KORE, the flagship training program that’s available for all TRAVELSAVERS and NEST advisors, is also growing. Kathryn Mazza-Burney, the CSO at ATC, told reporters that it would launch to Canadian members within the next 30 days, and a luxury component is going to be added shortly after exclusively for those affluent advisors.
“People want to get into the travel business, they just don’t know where to start,” Mazza-Burney said, adding that KORE is designed to help solve that problem.
The program just had its 100th person graduate and the team has placed with an agency inside of its network.

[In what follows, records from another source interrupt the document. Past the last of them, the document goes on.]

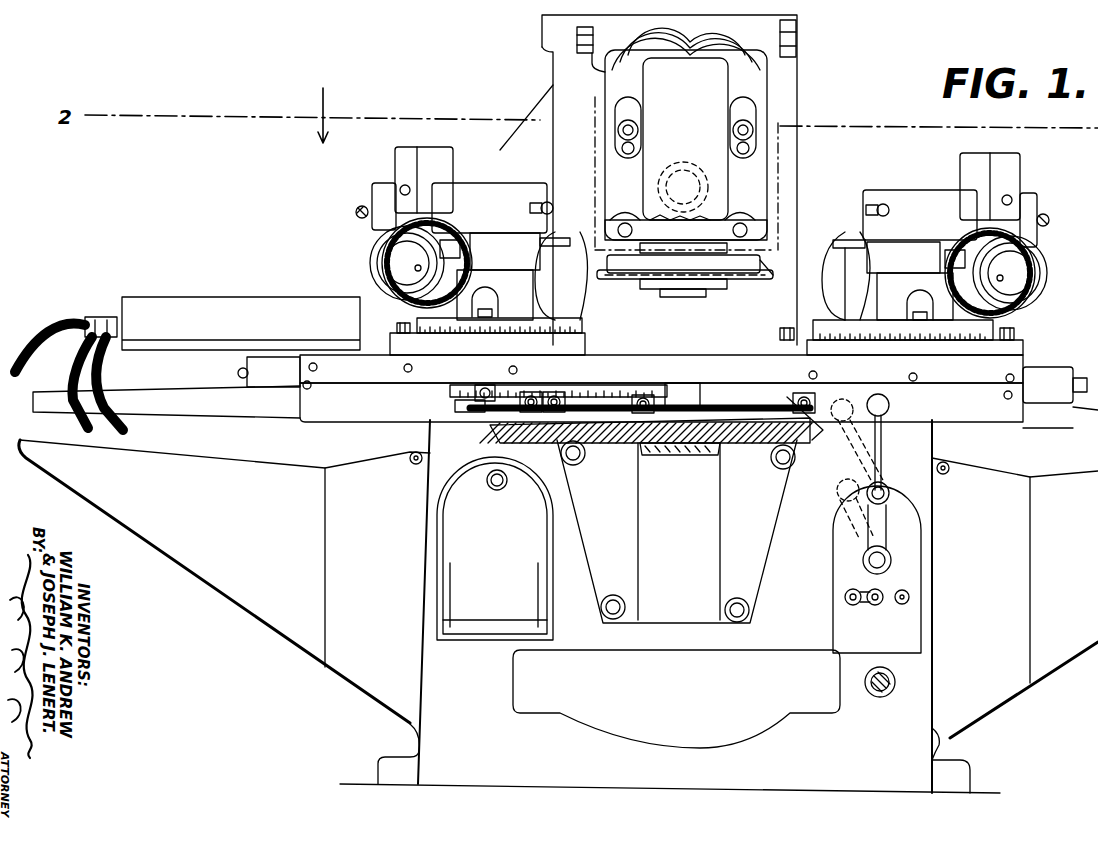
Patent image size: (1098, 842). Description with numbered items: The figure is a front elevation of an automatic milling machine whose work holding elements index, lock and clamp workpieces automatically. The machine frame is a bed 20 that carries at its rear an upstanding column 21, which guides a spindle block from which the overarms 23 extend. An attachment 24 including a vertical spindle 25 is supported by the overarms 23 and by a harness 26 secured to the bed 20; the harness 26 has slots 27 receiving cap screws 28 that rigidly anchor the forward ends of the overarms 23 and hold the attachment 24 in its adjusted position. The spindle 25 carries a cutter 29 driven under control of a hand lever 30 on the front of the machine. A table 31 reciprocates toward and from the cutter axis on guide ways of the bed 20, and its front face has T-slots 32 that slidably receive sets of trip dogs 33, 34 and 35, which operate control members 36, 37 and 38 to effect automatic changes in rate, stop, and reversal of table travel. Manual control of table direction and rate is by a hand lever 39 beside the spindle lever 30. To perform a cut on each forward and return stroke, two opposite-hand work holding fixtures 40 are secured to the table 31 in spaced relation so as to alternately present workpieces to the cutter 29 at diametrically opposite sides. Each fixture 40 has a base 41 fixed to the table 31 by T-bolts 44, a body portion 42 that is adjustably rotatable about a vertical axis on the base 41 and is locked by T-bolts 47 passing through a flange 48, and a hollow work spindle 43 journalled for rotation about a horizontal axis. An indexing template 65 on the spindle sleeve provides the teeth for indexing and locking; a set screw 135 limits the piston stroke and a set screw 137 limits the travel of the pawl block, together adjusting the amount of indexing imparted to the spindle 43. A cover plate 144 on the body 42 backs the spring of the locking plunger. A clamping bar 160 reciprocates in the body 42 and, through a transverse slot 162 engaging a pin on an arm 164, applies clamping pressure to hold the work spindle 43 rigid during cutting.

The bed 20 is at (443, 683).
The column 21 is at (795, 95).
The overarms 23 is at (722, 55).
The attachment 24 is at (768, 235).
The vertical spindle 25 is at (660, 270).
The harness 26 is at (778, 554).
The slots 27 is at (735, 150).
The cap screws 28 is at (735, 130).
The cutter 29 is at (748, 278).
The hand lever 30 is at (877, 530).
The table 31 is at (1022, 378).
The T-slots 32 is at (803, 418).
The trip dogs 33 is at (610, 425).
The trip dogs 34 is at (792, 455).
The trip dogs 35 is at (512, 460).
The control member 36 is at (684, 392).
The control member 37 is at (672, 392).
The control member 38 is at (730, 445).
The hand lever 39 is at (883, 448).
The work holding fixture 40 is at (702, 271).
The base 41 is at (963, 353).
The body portion 42 is at (930, 330).
The hollow work spindle 43 is at (1040, 268).
The T-bolts 44 is at (780, 330).
The T-bolts 47 is at (848, 318).
The flange 48 is at (940, 325).
The template 65 is at (968, 243).
The set screw 135 is at (877, 204).
The set screw 137 is at (1048, 220).
The cover plate 144 is at (1022, 160).
The clamping bar 160 is at (946, 262).
The slot 162 is at (850, 256).
The arm 164 is at (848, 235).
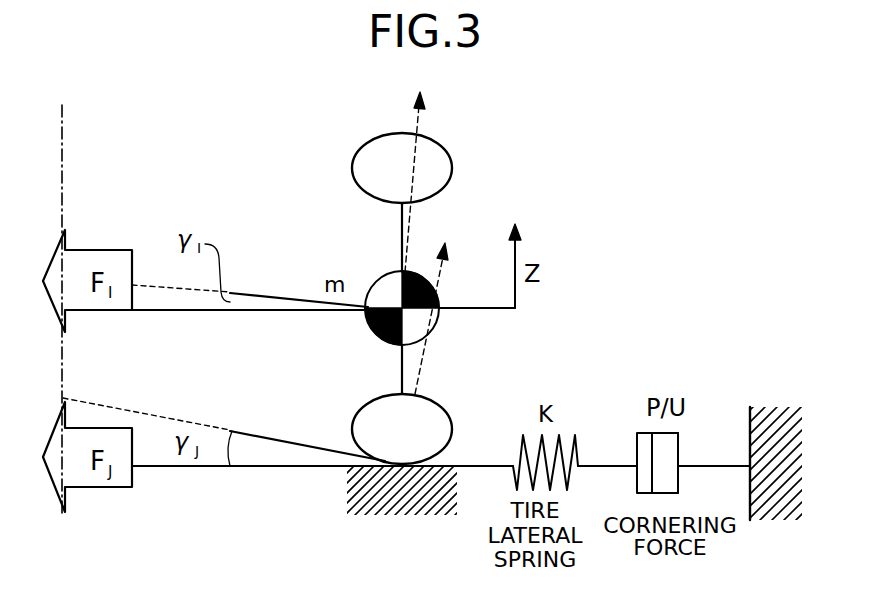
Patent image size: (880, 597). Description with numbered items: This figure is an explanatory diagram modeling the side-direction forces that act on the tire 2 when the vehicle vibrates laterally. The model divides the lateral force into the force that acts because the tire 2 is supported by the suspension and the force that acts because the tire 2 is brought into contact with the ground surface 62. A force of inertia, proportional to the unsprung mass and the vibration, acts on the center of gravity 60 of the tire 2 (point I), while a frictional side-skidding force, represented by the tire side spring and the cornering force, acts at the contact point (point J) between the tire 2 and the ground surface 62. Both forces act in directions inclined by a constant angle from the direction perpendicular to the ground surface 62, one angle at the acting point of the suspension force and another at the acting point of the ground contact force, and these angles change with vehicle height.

The tire 2 is at (388, 136).
The center of gravity 60 is at (390, 273).
The ground surface 62 is at (360, 490).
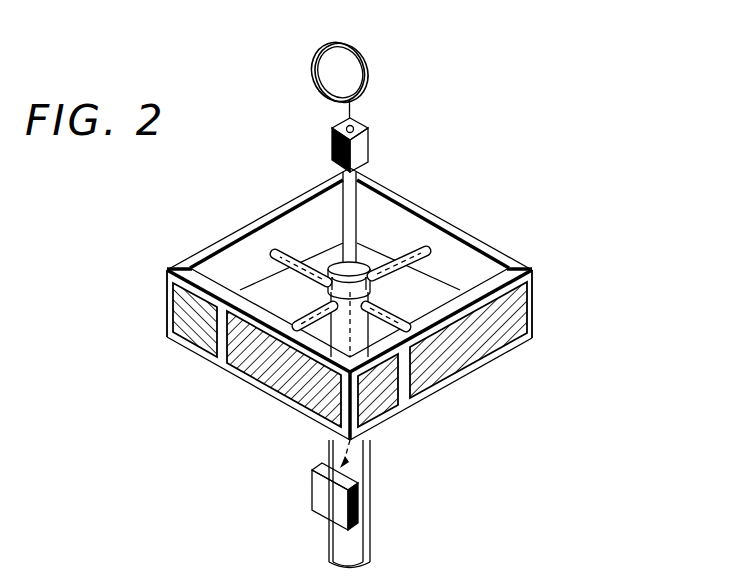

Most of its users are brought into the program either through a member agency that wants to train a new hire, or through digital ads on Facebook, Google, or Instagram.
“It has gone exceptionally well for us,” Mazza-Burney said.
Hotel program update
ATC has been focusing on growing its hotel program. As of this week, the program included 1,100 hotels around the world, all in the luxury segment, a 20% year-over-year growth. Aside from the properties themselves, the hotel program allows members to offer exclusive amenities that the team says add another $1,000 per stay to the value of client vacations. Those amenities include room upgrades, breakfast, early and late checkout, and more.
Ed Donaldson, the VP of Sales at ATC who helps lead the hotel program, told reporters that the team doesn’t ask for discounted rates. Instead, it asks partners to add those amenities that appeal to luxury travelers who aren’t bargain shopping.
This year, the ATC hotel program welcomed the additions of new properties from Raffles, One&Only, and Waldorf Astoria.
“We shoot for strategic growth with unique, authentic, and boutique properties that are in demand among affluent travelers,” Donaldson said.
Looking ahead, ATC is planning on adding additional options, including villas, residences, and wellbeing properties, that Donaldson said cater to luxury clients. He also added that the group is on track to meet its 20% growth goal again for 2024, another step in its wish to get to 2,000 properties worldwide.
Artificial intelligence
AI has invaded the travel industry since the launch of ChatGPT and other programs earlier this year and last year. ATC executives this week stressed the need to add AI tech to its member tools to help them grow alongside the technology, instead of competing against it.
AI capabilities are being added to its SocialConnect, tripXpress, and Onlinexpress tools. The goal with the additions is to save advisors time, one of the resources that most ATC members are short of, Mazza added.
New sustainability partner
This week, ATC announced a new partnership with Trees4Travel, a U.K.-based environmental organization that plants trees on behalf of users so as they travel, they can offset their environmental impact.
ATC is the first agency network in North America to partner with Trees4Travel and has so far planted almost 2,100 trees as part of the partnership. Close to 80 trees will be planted to offset carbon emissions from the ATC Symposium this week.